State and Local Joint Engineering Laboratory for Novel Functional Polymeric Materials, College of Chemistry, Chemical Engineering and Materials Science, Soochow University, Suzhou 215123, P.R. China.
The SIP Biointerface Engineering Research Institute, Suzhou 215123, P.R. China.
ACS Appl Mater Interfaces. 2023 Aug 2;15(30):35860-35871. doi: 10.1021/acsami.3c05145. Epub 2023 Jul 19.
Anticoagulant surface modification of blood-contacting materials has been shown to be effective in preventing thrombosis and reducing the dose of anticoagulant drugs that patients take. However, commercially available anticoagulant coatings, that is, both bioinert and bioactive coatings, are typically based on a single anticoagulation strategy. This puts the anticoagulation function of the coating at risk of failure during long-term use. Considering the several pathways of the human coagulation system, the synergy of multiple anticoagulation theories may provide separate, targeted effects at different stages of thrombosis. Based on this presumption, in this work, negatively charged poly(sodium -styrenesulfonate--oligo(ethylene glycol) methyl ether methacrylate) and positively charged poly(lysine--1-adamantan-1-ylmethyl methacrylate) were synthesized to construct matrix layers on the substrate by electrostatic layer-by-layer self-assembly (LBL). Amino-functionalized β-cyclodextrin (β-CD-PEI) was subsequently immobilized on the surface by host-guest interactions, and heparin was grafted. By adjusting the content of poly(oligo(ethylene glycol) methyl ether methacrylate) (POEGMA), the interactions between modified surfaces and plasma proteins/cells were regulated. This multistage anticoagulant surface exhibits inertness at the initial stage of implantation, resisting nonspecific protein adsorption (POEGMA). When coagulation reactions occur, heparin exerts its active anticoagulant function in a timely manner, blocking the pathway of thrombosis. If thrombus formation is inevitable, lysine can play a fibrinolytic role in dissolving fibrin clots. Finally, during implantation, endothelial cells continue to adhere and proliferate on the surface, forming an endothelial layer, which meets the blood compatibility requirements. This method provides a new approach to construct a multistage anticoagulant surface for blood-contacting materials.
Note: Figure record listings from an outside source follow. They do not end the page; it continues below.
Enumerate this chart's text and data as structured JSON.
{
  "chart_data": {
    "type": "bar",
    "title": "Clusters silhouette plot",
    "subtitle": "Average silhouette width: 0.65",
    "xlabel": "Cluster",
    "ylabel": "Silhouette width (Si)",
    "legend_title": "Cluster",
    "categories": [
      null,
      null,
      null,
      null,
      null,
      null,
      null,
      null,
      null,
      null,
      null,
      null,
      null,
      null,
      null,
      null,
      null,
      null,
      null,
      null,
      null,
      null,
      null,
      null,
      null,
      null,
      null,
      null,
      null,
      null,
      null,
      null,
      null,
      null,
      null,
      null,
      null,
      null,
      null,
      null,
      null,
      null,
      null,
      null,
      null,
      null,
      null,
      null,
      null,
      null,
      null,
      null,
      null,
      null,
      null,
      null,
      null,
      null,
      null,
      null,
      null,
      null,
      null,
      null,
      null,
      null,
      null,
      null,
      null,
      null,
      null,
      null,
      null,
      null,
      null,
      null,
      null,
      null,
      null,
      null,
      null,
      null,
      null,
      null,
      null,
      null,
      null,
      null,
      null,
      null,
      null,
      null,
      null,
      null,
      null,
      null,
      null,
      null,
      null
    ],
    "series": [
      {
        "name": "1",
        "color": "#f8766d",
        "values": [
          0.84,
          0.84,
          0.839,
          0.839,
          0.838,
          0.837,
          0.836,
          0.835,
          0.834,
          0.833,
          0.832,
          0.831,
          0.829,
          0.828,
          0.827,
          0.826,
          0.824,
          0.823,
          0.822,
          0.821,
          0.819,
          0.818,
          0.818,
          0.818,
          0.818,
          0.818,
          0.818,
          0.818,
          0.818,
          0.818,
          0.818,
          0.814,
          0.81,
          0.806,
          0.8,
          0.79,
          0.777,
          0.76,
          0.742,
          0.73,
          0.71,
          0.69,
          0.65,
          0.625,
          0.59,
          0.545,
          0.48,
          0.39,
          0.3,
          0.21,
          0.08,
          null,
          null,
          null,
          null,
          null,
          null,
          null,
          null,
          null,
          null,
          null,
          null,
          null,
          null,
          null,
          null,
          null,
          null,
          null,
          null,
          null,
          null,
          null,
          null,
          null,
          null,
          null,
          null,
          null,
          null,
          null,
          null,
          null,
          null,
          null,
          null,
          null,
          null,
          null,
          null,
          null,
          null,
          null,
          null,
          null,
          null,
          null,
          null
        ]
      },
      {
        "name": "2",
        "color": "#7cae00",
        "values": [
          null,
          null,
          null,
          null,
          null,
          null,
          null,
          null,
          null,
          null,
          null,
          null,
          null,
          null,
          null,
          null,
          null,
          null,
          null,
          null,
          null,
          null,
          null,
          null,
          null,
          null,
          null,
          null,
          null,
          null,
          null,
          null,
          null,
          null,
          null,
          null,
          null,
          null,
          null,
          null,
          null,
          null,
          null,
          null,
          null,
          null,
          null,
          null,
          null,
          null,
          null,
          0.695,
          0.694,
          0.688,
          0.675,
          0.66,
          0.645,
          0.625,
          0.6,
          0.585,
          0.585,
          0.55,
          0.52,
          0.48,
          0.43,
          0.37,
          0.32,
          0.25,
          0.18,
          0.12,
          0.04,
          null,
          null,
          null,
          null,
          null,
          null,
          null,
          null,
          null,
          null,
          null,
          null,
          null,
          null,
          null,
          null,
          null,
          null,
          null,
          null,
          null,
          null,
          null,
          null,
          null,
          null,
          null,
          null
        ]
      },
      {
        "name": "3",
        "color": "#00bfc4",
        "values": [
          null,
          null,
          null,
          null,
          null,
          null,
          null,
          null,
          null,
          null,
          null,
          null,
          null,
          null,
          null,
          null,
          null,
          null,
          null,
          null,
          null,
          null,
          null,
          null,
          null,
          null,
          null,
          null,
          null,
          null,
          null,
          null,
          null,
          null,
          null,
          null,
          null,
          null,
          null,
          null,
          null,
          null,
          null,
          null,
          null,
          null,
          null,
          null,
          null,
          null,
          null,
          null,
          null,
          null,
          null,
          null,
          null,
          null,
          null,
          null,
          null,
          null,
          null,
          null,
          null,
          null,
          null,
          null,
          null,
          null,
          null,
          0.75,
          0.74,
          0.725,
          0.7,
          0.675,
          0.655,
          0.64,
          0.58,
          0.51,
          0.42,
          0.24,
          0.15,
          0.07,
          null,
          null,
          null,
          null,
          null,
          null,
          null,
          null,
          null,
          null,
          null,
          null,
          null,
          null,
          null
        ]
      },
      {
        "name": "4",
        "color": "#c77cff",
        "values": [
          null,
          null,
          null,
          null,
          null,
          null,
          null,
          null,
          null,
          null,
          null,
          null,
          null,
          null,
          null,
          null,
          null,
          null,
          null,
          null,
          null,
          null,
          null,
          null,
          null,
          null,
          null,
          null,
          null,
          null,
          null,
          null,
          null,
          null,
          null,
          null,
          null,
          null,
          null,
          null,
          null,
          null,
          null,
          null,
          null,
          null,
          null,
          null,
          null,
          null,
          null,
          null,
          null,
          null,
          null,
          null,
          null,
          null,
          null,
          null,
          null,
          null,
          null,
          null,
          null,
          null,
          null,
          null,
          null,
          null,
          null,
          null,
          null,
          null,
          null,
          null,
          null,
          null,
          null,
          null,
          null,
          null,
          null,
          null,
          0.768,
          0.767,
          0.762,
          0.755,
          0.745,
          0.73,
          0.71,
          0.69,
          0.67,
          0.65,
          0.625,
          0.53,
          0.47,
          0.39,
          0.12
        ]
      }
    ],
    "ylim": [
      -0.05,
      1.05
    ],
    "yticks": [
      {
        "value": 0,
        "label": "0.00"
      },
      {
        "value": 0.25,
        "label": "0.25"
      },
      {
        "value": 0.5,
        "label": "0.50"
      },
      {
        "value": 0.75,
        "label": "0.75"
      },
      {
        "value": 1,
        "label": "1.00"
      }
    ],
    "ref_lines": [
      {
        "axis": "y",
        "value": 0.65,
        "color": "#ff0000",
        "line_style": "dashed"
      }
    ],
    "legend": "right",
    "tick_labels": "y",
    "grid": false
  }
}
抗凝血表面改性已被证明可有效预防血栓形成,并减少患者服用的抗凝药物剂量。然而,市售的抗凝涂层,即生物惰性和生物活性涂层,通常基于单一抗凝策略。这使得涂层的抗凝功能在长期使用过程中存在失效的风险。考虑到人体凝血系统的多个途径,多种抗凝理论的协同作用可能在血栓形成的不同阶段提供独立的靶向作用。基于这一假设,在这项工作中,我们合成了带负电荷的聚(苯乙烯磺酸钠-聚乙二醇甲基醚甲基丙烯酸酯)和带正电荷的聚(赖氨酸-1-金刚烷-1-基甲基甲基丙烯酸酯),通过静电层层自组装(LBL)在基底上构建基质层。随后通过主客体相互作用将氨基功能化的β-环糊精(β-CD-PEI)固定在表面上,并接枝肝素。通过调整聚(聚乙二醇甲基醚甲基丙烯酸酯)(POEGMA)的含量,调节改性表面与血浆蛋白/细胞的相互作用。这种多阶段抗凝表面在植入的初始阶段表现出惰性,抵抗非特异性蛋白吸附(POEGMA)。当发生凝血反应时,肝素及时发挥其主动抗凝功能,阻断血栓形成途径。如果血栓形成不可避免,赖氨酸可以在溶解纤维蛋白凝块方面发挥纤溶作用。最后,在植入过程中,内皮细胞继续在表面黏附和增殖,形成内皮层,满足血液相容性要求。该方法为构建用于与血液接触的材料的多阶段抗凝表面提供了一种新方法。